Sociolinguistics Lab Brings Magic and a Word Battle to Grandparents University

Students and faculty from the MSU Sociolinguistics Lab offered intergenerational education this summer at MSU’s Grandparents University (GPU). GPU is a multi-day event for grandparents and their grandchildren aged 8-12. It’s a bonding experience for participants: Families can stay in the dorms and eat meals in the cafeterias, as well as take part in a wide range of fun activities, from meeting Sparty to playing disc golf, to attending faculty-led class sessions. And it’s a well-supported opportunity for faculty to try their hand at public outreach. The Sociolinguistics Lab’s co-directors, Dr. Suzanne Wagner (Linguistics) and Dr. Betsy Sneller (Linguistics) collaborated on two classes designed to introduce participants to language variation in fun and interactive ways: Harry Potter and the Secrets of British English, led by Dr. Wagner, and Diary of a Michigan Kid, led by Dr. Sneller.

Dr. Wagner and team teaching how to pronounce magic charms using phonetic transcription.

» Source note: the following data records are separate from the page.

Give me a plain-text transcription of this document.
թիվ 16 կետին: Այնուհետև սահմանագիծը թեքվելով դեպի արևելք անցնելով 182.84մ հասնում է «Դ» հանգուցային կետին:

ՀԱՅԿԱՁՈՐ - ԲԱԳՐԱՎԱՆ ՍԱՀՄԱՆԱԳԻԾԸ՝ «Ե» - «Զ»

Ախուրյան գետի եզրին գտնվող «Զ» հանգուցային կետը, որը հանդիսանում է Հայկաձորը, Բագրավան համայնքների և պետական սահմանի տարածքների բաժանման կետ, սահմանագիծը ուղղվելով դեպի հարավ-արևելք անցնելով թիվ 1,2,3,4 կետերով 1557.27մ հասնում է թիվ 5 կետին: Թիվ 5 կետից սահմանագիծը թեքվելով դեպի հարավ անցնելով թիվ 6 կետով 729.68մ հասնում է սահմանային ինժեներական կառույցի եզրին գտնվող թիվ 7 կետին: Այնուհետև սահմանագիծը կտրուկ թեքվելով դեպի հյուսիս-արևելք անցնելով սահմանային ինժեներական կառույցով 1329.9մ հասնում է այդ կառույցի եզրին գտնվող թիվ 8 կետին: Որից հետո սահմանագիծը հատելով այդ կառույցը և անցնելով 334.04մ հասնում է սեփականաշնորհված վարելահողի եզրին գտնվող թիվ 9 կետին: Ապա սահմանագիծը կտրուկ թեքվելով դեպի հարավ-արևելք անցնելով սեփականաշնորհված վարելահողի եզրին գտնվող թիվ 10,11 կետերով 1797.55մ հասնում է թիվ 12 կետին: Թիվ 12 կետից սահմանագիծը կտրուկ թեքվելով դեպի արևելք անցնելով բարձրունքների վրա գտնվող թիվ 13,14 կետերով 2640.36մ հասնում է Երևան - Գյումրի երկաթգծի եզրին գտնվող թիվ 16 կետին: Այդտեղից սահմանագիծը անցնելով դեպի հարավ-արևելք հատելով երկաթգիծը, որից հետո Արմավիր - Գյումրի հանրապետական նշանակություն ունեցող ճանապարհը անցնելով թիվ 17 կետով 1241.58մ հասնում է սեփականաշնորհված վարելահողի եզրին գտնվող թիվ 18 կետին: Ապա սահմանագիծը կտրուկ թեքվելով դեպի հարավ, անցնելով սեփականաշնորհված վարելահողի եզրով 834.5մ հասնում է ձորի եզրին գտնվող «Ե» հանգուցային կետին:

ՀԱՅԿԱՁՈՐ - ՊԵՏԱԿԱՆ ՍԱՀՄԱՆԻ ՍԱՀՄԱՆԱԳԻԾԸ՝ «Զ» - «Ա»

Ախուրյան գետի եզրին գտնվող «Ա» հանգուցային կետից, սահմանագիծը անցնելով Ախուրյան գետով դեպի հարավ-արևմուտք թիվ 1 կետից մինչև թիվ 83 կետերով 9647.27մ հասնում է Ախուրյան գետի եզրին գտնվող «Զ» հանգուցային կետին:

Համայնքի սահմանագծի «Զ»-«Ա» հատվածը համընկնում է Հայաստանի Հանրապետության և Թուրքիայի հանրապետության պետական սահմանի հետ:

Dr. Wagner has been running the Harry Potter class since 2014. It’s now so popular that it fills up to capacity as soon as registration opens. Dr. Wagner was even recently featured in a GPU instructor recruitment video. Participants enter a darkened classroom to the sound of the Harry Potter movie theme music. To get oriented, they learn about a few linguistic and cultural differences between Britain (where the Harry Potter stories are located and where Dr. Wagner grew up) and the United States. Then participants ‘arrive’ at Hogwarts School of Witchcraft and Wizardry, where they are sorted into houses, given Potterized names (e.g. Neva Horning becomes Nevania Horntickle), and attend ‘classes’. In Potions class, for example, participants are given a recipe such as “Potion for Shrinking Your Enemies” and must fill in the blanks with British English words. Only later do they learn the US English translations and find out what they’ve actually put in their potions! Much harder is Defense Against the Dark Arts, where kids learn some basic features of British English regional accents and then have to place Harry Potter movie characters on a map of Britain.

Kids tell Dr. Sneller the words they think their grandparents won’t know.

The activities for Diary of a Michigan Kid were developed as part of Dr. Sneller’s research project, MI Diaries. Participants learned that an advantage of keeping an audio diary is that you can use your most normal, vernacular language, and if you submit it to MI Diaries, it will help researchers to document how people really spoke in the 2020s, and to track how English is changing over time. Activities ranged from the collaborative, such as getting family members to share experiences (“Ask your grandparent how they got to school, then tell them how you get to school”) to the competitive. A highlight was the final battle between grandparents and kids, with each group trying to come up with words that the other generation wouldn’t recognize. The kids baffled the grandparents with ‘drip’ (something stylish and cool, e.g., clothes) and ‘cap’ (lie/falsehood) but the grandparents eventually won by stumping the kids with ‘percolator’!

Sneller and Wagner plan to run both classes again in summer 2024, and they would encourage other faculty to consider Grandparents University too. The minimum commitment is a single 90-minute session in the last week of June, and instructors have a generous budget of up to $10 per participant for materials. Sneller and Wagner have spent their funds on everything from photocopying to recruitment flyers for the MI Diaries project, to Harry Potter and Michigan-themed treats. Most importantly, it’s a rewarding way to involve students in translating academic concepts for the public, designing teaching activities, and interacting with community members. This summer, two graduate students and more than half a dozen undergraduate students helped participants through these class sessions.